最終的な秘密指定の効果として、第73条で保全対象発明の実施が制限される事が、第74条で保全対象発明の開示が禁止される事が書かれている。
外国出願の禁止について、第78条に書かれているが、第66条第1項本文に依存する形で、「何人も、日本国内でした発明であって公になっていないものが、第六十六条第一項本文に規定する発明であるときは、次条第四項の規定により、公にすることにより外部から行われる行為によって国家及び国民の安全に影響を及ぼすものでないことが明らかである旨の回答を受けた場合を除き、当該発明を記載した外国出願・・・をしてはならない」と書かれており、また、この規定では、どこまで出願人自身で判断して良いのか、どこまで第79条の事前相談を必要とするのか曖昧である。
同第78条同第1項中に、「ただし、我が国において明細書等に当該発明を記載した特許出願をした場合であって、当該特許出願の日から十月を超えない範囲内において政令で定める期間を経過したとき・・・第六十六条第一項本文に規定する期間内に同条第三項の規定による通知が発せられなかったとき・・・及び同条第十項、第七十一条又は前条第二項の規定による通知を受けたときにおける当該特許出願に係る明細書等に記載された発明については、この限りでない」というただし書きもある。しかし、これも、いつまでに外国出願が可能となるかという期間が「特許出願の日から十月を超えない範囲内において政令で定める期間」とやはり政令規定になっていて10か月というかなりの長期間になる事も想定される上、「第六十六条第一項本文に規定する期間内に同条第三項の規定による通知が発せられなかったとき」という場合も含まれているが、特許庁の第一次審査で通知が発せられなかった事が出願人にどの様にして分かるのか不明である。
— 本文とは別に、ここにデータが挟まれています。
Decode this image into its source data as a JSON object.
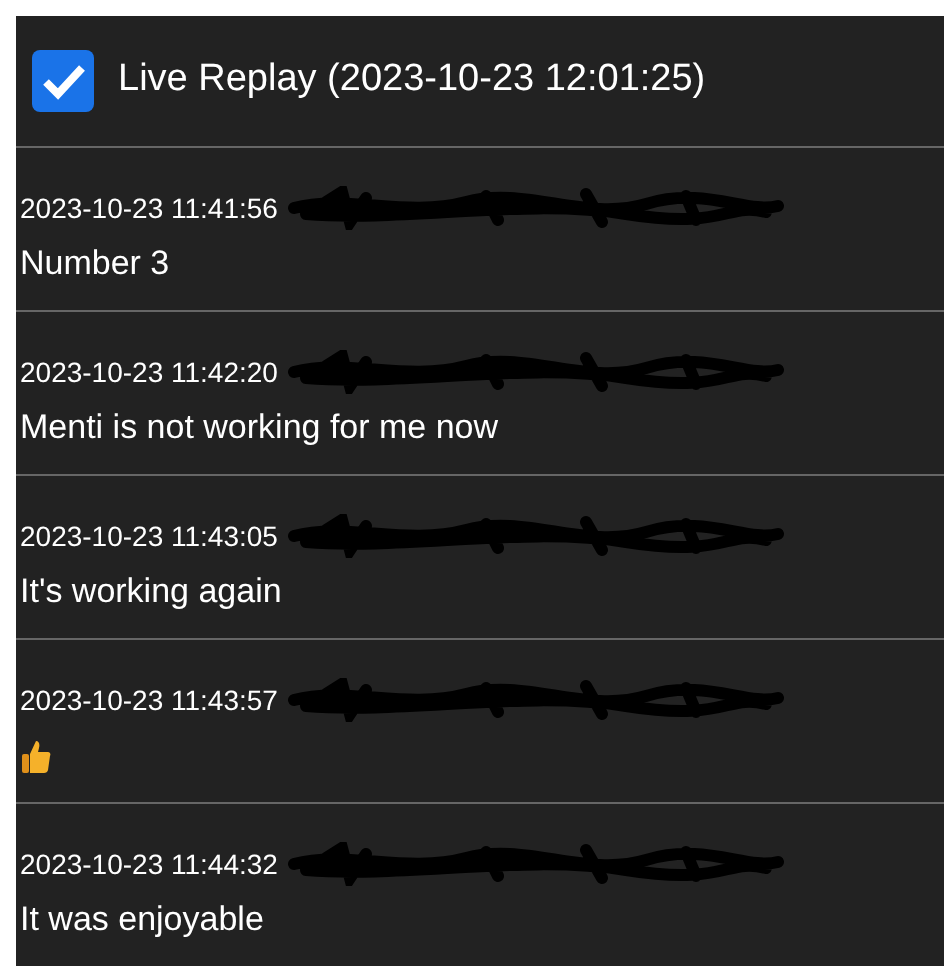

第5項には、第一次審査の通知を受けた後に第一項の規定に違反して外国出願をしたときには特許出願が却下される事があり得る事が書かれている。
第80条に損失の補償について書かれているが、これも保全指定を受けた後に内閣総理大臣に請求する事は分かるものの、補償すべき金額はどの様に決定されるのか、増額の訴えもできるとされているが、保全対象となった特許出願についての裁判をどうするのか良く分からない。
秘密特許関連の罰則についても一覧でまとめておくと、以下の様になるだろう。
○1年以下の懲役又は100万円以下の罰金(第92条、併科、未遂、国外犯あり):
・第83条第2項、第3項の保全対象発明の適正管理措置に関する命令違反(第1項第4号)
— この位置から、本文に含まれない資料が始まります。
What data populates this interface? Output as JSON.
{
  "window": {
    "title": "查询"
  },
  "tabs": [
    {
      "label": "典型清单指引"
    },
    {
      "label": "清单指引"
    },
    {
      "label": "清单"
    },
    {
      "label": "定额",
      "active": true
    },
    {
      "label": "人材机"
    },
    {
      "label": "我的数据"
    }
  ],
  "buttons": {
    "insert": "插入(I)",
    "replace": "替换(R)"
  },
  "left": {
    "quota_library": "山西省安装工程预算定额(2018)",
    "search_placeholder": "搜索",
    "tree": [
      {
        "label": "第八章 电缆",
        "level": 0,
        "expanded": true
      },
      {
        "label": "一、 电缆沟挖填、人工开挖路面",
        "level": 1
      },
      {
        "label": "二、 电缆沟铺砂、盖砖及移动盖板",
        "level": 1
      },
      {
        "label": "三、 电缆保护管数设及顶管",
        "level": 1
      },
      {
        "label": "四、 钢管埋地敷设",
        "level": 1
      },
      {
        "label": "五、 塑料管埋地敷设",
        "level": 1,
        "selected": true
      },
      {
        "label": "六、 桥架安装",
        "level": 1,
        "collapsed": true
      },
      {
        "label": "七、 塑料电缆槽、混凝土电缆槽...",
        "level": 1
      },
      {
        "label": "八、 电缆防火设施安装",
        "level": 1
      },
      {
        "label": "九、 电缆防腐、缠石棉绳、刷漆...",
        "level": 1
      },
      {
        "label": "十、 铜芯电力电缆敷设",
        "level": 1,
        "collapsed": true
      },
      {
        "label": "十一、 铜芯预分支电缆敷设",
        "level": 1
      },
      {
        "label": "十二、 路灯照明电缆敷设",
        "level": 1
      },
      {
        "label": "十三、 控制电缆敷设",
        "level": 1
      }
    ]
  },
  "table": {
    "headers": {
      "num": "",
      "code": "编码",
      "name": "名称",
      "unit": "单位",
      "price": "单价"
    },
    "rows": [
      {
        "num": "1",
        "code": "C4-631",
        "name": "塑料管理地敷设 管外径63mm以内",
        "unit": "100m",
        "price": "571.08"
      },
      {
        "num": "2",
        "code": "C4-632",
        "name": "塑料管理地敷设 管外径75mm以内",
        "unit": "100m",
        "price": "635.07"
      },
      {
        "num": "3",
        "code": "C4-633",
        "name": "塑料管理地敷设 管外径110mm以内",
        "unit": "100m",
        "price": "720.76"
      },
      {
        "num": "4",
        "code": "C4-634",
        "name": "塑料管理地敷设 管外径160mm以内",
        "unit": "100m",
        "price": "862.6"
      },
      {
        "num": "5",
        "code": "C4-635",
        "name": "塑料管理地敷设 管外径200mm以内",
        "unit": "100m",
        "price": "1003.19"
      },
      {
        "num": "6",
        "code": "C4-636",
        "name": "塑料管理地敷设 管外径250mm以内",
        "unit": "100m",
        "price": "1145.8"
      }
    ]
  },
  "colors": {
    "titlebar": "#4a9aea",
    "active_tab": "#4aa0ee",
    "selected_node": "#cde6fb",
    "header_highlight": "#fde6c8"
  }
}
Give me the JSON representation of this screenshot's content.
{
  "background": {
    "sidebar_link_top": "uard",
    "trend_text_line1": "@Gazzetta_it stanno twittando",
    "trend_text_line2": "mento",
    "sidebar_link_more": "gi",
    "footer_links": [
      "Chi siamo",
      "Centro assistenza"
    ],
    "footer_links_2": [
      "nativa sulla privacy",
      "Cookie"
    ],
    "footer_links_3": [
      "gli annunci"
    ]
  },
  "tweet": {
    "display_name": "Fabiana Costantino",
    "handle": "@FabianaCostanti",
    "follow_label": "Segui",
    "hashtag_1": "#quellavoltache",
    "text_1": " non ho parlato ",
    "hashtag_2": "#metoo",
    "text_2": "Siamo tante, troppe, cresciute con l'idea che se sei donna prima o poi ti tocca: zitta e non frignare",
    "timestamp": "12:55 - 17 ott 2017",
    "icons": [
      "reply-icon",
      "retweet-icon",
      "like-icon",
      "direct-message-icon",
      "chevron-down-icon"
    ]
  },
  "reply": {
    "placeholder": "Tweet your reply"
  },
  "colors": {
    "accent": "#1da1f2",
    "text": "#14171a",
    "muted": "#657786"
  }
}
・第73条第1項、第4項の許可条件に違反する保全対象発明の実施(同第6号)
・不正の手段により第73条第1項の保全対象発明の実施許可、第76条第1項の他事業者の情報取扱い承認を受けたとき(第7号)
・第74条第1項違反の保全対象発明の内容の開示(同第8号)○1年以下の懲役又は50万円以下の罰金(第94条、併科、国外犯あり):
・第78条第1項の規定に違反して外国出願をしたとき(第1項)○1年以下の懲役又は50万円以下の罰金(第95条、国外犯あり):
・第67条第8項(準用の場合を含む)の保全審査において開示を受けた者等の情報漏洩、盗用禁止違反(第1項第2号)○30万円以下の罰金(第96条):
・第84条第1項の規定による保全対象発明の取扱いに関する報告拒否等(第5号)
これらの罰則の内、他は保全指定を受けた場合に科され得るもので、その場合における罰則として本当に適切かも疑問だが、外国出願禁止違反に対する罰則が最終的な秘密指定が出される前にも科される可能性がある事は特に注意する必要がある。
第78条の外国出願禁止は、上で書いた通り、どこまで出願人自身で自身の発明が特定技術分野に属するか否かについて判断して良いのか、どこまで第79条の事前相談を必要とするのか曖昧であり、特許庁で出願から3か月以内になされる第一次審査で通知が発せられなかった事が出願人にどの様にして分かるのかも不明である(通知があった場合は第二次保全審査に入る事が分かるが)事を考えると、第94条の罰則には大きな問題がある。
さらに念のため書いておくと、この法案は特許法を全く改正せずに新しい法律によって特許制度の運用に手を入れる形を取っているので、保全対象となった出願や分割された後の出願の特許審査が具体的にどの様に進められるのかも分からない。
長くなったので、ここで、上で書いた事の概要を以下箇条書きでまとめておく。
- 特許庁による第一次審査の技術分野の範囲について何が対象となるのか法律として分からず、今後政府によって恣意的に対象範囲が拡大されていく恐れもなしとしない。
- 特許出願人の申し出がある場合についても、具体的に何が対象となるのか不明である。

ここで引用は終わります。